I'm a ham operator, KØFSJ, because with repeaters, you can summon help from across the state, when you're in a cell-free zone. With better audio, range, and functionality, amateur radio is gaining popularity among the overland exploration crowd.

I highly recommend Larsen antennas; one survived 15+ years of abuse, the other has been going strong since 2002.

Overland Navigator software has been a big help in navigating mazes of back country trails. Plus, it's nice to have a mounted laptop for TBI tuning and troubleshooting.


  • Grant custom steering wheel
  • BestTop sport seats with manual seat brackets
  • Steel Horse center console
  • Rear map light conversion
  • Steel cable and carabiner cargo tie-down system
TC on Engineer Pass, 2002 Ouray FSJ Invasion
My back never liked the stock seats but loves those water-proof BestTops. The center console isn't for security but my elbow loves the padding. The rear map light seemed like a good idea, but nobody's ever needed it.


  • Hella H4 e-code headlights
  • Warn 610 spot lights and 620 flood lights, front 
  • Warn 520 flood lights, rear
  • Cheap LED driving lights from ebay
The Warn lights came in handy on one crazy trail run in Moab that ran way into the night. Their bright swath of light cutting through the blackness of night and illuminating Golden Crack was a true reassurance on a night when when several of the rigs were limping with many hours and miles left.

Off-Road Extras

  • On-Board Air, York compressor, 4WD Products air tank, and ARB solenoid / locker
  • Valley Industries swing-away spare tire carrier / jerry can holder
  • Wilderness safari rack, dual gas can carriers, hi-lift, and shovel mounts
  • Killer32 front and rear dual-tube steel bumpers
  • Warn 2" receiver shackle, rear; tow hooks, front
  • Warn XD9000i 4.6hp winch and recovery kit
  • Hi-lift jack and an ancient, free junkyard shovel
Holy Cross, 2004
I've really only needed the winch very few times. It's the High-Lift or the strap that gets me and others out of trouble 99% of the time. But, the winch works. It easily rescued dad-in-law's pickup from a massive snow bank one time...

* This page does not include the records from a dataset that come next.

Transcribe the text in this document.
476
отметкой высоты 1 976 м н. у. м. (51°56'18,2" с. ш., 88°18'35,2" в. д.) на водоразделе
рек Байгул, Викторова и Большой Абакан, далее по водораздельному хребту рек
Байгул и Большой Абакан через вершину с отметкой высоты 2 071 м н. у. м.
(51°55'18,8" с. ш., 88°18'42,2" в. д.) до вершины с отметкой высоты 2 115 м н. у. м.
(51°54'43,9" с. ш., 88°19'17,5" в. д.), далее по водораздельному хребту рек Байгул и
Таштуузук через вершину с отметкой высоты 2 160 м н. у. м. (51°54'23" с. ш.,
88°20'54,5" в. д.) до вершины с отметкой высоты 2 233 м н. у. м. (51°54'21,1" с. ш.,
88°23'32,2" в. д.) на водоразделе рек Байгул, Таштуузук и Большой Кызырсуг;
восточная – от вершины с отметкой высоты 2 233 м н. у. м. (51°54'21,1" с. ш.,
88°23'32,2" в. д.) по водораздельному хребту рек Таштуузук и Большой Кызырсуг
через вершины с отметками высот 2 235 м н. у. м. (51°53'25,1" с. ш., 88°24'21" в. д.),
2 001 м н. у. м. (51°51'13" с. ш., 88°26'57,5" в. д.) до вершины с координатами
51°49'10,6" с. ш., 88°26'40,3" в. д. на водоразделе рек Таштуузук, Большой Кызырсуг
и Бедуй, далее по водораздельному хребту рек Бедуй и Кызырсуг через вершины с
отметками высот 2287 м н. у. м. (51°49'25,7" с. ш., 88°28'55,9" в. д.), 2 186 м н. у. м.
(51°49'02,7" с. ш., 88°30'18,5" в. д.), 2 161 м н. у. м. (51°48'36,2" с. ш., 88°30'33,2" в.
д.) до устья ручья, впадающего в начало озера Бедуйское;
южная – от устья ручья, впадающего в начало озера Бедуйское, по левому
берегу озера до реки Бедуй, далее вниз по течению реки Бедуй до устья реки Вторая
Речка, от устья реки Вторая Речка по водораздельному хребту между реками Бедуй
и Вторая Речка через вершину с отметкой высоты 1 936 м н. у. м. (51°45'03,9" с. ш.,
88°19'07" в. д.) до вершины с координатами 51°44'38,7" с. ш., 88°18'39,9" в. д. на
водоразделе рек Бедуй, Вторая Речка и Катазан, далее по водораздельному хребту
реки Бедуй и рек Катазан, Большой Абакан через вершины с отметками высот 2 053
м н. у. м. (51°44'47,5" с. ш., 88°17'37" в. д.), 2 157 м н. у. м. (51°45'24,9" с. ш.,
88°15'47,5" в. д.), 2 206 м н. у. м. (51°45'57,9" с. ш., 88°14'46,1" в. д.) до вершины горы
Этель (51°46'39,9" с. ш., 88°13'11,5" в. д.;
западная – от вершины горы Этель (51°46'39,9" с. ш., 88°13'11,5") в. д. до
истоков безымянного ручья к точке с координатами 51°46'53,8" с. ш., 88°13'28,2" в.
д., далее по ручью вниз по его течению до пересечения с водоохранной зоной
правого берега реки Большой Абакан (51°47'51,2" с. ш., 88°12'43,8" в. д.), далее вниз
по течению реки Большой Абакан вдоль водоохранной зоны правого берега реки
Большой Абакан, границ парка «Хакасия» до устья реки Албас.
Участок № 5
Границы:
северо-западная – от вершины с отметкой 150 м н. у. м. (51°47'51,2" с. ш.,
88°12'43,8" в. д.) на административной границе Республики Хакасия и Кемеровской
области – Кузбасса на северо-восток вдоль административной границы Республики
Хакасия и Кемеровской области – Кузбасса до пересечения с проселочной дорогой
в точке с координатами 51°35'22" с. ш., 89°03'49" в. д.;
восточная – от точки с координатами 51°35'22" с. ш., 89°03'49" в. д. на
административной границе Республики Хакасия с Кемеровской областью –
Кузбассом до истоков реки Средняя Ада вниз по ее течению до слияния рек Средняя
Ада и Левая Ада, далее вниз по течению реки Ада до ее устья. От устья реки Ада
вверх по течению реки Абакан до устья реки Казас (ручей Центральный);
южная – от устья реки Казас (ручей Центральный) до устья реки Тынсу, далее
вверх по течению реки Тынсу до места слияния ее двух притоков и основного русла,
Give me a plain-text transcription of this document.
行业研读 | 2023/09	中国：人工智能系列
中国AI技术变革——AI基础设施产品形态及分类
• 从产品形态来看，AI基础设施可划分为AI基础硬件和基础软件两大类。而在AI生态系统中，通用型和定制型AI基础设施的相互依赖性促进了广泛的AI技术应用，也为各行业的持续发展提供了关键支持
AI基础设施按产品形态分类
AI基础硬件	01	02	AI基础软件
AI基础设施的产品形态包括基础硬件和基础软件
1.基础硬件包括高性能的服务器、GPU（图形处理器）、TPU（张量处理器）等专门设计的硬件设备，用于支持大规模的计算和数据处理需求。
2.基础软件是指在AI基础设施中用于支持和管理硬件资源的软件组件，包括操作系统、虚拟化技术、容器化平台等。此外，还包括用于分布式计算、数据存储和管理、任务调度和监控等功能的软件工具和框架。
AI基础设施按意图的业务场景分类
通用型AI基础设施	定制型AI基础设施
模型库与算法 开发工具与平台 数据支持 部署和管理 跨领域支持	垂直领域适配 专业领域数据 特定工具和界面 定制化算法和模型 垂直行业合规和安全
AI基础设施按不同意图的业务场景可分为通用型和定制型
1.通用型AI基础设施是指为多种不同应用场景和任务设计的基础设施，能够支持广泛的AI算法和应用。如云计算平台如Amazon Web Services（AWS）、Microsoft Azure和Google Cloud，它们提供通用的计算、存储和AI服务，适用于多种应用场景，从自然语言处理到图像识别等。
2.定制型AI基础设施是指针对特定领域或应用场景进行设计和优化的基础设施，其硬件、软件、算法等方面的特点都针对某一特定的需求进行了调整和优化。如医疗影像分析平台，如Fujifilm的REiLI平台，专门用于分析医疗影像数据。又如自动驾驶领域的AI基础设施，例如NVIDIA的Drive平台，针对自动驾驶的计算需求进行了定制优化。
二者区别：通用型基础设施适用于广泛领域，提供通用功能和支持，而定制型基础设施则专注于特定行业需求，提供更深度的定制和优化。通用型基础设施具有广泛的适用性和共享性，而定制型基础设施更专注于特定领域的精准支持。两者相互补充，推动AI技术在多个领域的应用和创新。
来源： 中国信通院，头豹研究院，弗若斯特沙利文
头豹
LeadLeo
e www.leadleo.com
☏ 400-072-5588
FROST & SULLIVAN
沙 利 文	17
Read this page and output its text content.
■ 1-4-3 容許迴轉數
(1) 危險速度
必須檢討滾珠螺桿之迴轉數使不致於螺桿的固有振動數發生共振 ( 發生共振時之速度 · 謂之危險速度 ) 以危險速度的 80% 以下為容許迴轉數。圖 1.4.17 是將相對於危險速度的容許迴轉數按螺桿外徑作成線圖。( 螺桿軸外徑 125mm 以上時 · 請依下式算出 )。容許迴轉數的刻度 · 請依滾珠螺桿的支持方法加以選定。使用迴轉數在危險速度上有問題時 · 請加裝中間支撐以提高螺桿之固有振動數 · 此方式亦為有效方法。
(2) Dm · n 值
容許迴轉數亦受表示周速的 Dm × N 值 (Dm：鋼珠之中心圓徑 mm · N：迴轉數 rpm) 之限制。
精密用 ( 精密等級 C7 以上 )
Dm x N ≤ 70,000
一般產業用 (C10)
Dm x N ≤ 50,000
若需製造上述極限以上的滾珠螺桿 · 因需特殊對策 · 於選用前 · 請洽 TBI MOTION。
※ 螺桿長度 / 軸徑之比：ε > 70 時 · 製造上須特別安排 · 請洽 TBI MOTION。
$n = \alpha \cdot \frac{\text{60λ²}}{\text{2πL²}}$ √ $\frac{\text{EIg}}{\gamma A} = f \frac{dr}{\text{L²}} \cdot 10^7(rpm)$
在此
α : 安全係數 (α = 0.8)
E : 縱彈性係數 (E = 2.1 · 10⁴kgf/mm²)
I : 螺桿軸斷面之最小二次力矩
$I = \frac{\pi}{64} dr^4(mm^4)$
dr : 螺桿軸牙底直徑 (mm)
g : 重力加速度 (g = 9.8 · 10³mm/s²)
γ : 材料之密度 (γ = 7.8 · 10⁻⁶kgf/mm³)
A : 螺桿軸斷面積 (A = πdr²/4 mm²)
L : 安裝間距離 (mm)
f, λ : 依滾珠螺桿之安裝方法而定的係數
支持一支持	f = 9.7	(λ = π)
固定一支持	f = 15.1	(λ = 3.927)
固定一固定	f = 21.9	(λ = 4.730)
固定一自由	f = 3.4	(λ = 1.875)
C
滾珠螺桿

The safari rack stores extra gas and water cans, camping gear stuffed into rafting dry-bags, spare axles and driveshafts, and a second 33x9.50 spare tire.

The Valley spare tire carrier was popular back in the day. Mine has held up ok, and so has the body, all things considered. I need a spare a couple times. The gas can a lot more times.

Jeep Robot

Troubled Child can now steer all by itself using a GPS, a couple tiny microcontroller brains, and a big motor to turn the steering wheel.

My team converted the Jeep to autonomous steering to enter--and then win--the 2014 Sparkfun Autonomous Vehicle Competition, a sort of mini-DARPA Grand Challenge for self-driving R/C cars.

It also won crowd favorite :) It was the first (and only) full size vehicle to enter. I wrote up the details on my robotics blog.

It's easy to convert back to normal use for driving. In fact, I went four-wheeling several days after the competition.